Fighters must be even in weapons, numbers and ability. If it’s 5 to 3, a member of the 5 man Faction will join the opposite Faction, (making it 4 on 4) and fight his own friends to the best of his ability. Doing this upholds the Shillelagh code of honor, by making the fight fair.

2.) Dirty fighting among Factions is to be avoided.

If a stick-fighter gave a cheap shot to an opponent, or if two fighters attacked a single man, this was considered dirty fighting. If caught, a stick-fighter guilty of this could expect to receive a blow from the leader of his own Faction for disgracing and dishonoring his side. The idea was that Shillelagh-fighters cared about the thought of other Factions thinking that they needed to fight unfairly in order to win. Factions with a reputation for dirty fighting were considered unskilled at fighting and cowardly and hence had to resort to cheating to win.

3.) Women could participate in the fighting, but under no circumstances were women to be hit deliberately by men.

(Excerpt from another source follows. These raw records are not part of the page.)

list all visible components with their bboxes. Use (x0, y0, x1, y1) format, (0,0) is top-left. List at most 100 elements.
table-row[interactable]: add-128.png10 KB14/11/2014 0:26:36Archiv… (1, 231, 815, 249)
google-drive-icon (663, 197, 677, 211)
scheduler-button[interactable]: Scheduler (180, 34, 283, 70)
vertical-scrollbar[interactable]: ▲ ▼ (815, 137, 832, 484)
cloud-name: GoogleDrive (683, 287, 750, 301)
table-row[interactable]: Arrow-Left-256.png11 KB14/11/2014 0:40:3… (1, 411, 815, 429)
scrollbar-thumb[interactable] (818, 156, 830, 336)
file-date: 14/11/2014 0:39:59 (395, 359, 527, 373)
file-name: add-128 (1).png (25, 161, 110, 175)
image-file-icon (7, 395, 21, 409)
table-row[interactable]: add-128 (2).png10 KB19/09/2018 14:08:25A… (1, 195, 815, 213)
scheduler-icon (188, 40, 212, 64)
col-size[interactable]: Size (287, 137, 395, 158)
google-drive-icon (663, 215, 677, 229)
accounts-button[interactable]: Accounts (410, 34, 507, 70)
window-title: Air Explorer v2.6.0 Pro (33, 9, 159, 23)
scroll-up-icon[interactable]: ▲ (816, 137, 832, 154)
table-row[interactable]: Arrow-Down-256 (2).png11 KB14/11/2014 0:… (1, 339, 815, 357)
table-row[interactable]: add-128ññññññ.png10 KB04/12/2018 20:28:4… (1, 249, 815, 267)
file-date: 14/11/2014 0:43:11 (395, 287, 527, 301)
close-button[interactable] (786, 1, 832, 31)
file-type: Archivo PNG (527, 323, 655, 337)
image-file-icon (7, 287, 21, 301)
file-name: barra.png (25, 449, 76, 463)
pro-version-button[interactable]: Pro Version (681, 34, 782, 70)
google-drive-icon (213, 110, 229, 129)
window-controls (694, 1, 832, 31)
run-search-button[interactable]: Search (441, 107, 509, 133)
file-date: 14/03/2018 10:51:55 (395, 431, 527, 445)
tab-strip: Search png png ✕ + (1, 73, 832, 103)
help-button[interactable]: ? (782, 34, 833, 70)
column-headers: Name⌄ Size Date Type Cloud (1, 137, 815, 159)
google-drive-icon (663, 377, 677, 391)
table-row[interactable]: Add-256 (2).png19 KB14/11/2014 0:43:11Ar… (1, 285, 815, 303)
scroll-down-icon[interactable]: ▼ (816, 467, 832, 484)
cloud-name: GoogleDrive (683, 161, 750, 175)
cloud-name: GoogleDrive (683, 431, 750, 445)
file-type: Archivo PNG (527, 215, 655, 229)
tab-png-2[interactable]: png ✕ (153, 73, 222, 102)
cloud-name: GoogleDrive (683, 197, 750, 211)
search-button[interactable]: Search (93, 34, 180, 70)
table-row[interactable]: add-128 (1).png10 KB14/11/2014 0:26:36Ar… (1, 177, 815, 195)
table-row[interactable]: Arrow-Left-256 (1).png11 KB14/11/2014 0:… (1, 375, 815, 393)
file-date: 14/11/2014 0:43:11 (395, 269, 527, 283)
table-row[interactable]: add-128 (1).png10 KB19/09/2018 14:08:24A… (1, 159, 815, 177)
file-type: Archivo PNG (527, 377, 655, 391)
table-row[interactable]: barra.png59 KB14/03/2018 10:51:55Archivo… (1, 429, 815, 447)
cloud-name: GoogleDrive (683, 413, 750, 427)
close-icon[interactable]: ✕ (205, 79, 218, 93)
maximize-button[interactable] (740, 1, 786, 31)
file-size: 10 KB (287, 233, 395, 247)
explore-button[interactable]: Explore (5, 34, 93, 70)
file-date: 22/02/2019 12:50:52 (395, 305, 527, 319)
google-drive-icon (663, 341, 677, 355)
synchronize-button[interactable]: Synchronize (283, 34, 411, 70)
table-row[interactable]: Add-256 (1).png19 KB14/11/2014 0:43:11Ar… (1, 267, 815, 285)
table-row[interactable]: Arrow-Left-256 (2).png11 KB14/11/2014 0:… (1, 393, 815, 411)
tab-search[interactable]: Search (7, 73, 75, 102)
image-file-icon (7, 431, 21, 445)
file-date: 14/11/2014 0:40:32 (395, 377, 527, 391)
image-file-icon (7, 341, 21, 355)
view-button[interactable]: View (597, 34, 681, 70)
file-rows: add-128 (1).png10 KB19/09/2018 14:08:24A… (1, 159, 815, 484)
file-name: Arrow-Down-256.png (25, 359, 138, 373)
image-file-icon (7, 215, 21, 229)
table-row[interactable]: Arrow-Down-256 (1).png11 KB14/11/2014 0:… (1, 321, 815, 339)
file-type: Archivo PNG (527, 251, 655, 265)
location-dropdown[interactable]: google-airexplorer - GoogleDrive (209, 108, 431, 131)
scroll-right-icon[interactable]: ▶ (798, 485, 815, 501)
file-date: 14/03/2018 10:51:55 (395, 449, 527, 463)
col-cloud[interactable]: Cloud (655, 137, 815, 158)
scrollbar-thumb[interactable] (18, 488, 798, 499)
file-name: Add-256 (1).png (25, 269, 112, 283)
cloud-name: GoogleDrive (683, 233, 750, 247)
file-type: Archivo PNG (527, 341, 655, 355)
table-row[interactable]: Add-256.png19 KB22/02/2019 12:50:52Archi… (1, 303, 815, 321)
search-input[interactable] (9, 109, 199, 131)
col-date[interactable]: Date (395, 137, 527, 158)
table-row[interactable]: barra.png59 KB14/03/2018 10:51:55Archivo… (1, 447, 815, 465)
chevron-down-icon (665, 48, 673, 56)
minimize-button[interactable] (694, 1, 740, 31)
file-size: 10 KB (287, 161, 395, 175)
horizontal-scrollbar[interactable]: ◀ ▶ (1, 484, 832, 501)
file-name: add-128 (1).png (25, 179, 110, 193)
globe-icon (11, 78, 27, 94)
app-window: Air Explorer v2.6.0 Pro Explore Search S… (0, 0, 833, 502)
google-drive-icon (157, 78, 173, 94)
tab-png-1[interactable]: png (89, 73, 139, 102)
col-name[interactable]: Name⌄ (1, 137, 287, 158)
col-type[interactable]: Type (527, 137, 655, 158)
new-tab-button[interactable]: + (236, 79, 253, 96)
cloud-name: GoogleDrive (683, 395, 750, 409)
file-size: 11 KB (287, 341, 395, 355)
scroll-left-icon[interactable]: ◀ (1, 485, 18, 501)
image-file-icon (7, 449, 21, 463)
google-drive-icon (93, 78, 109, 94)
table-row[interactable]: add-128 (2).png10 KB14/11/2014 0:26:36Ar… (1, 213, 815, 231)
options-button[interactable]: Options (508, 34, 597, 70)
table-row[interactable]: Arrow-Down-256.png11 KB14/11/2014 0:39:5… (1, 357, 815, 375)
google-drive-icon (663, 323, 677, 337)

Women could throw stones enmasse at enemy Factions and then, usually carrying stones in a sock or purse, strike enemy Faction members on the head by swinging the sock or purse. Men could try and avoid the blows, but they could not parry them or strike back. Sometimes men would wield long Cleithí or Wattle sticks at fairs, and knock down men, women and children in long sweeping motions. But people were not hurt in these actions; they were knocked down either in good-natured fun, or to help clear an area for other Faction members involved in a fight. For example, if an enemy Faction group was retreating, creating a mass of fallen people in their path, hindered their escape. Striking people in the legs in this manner was not considered a breach of Shillelagh Law.

4.) Other than these basic rules, anything goes.

There were many other rules which governed the rituals of Irish Faction Fighting, but these four rules governed how Irish martial artists actually fought.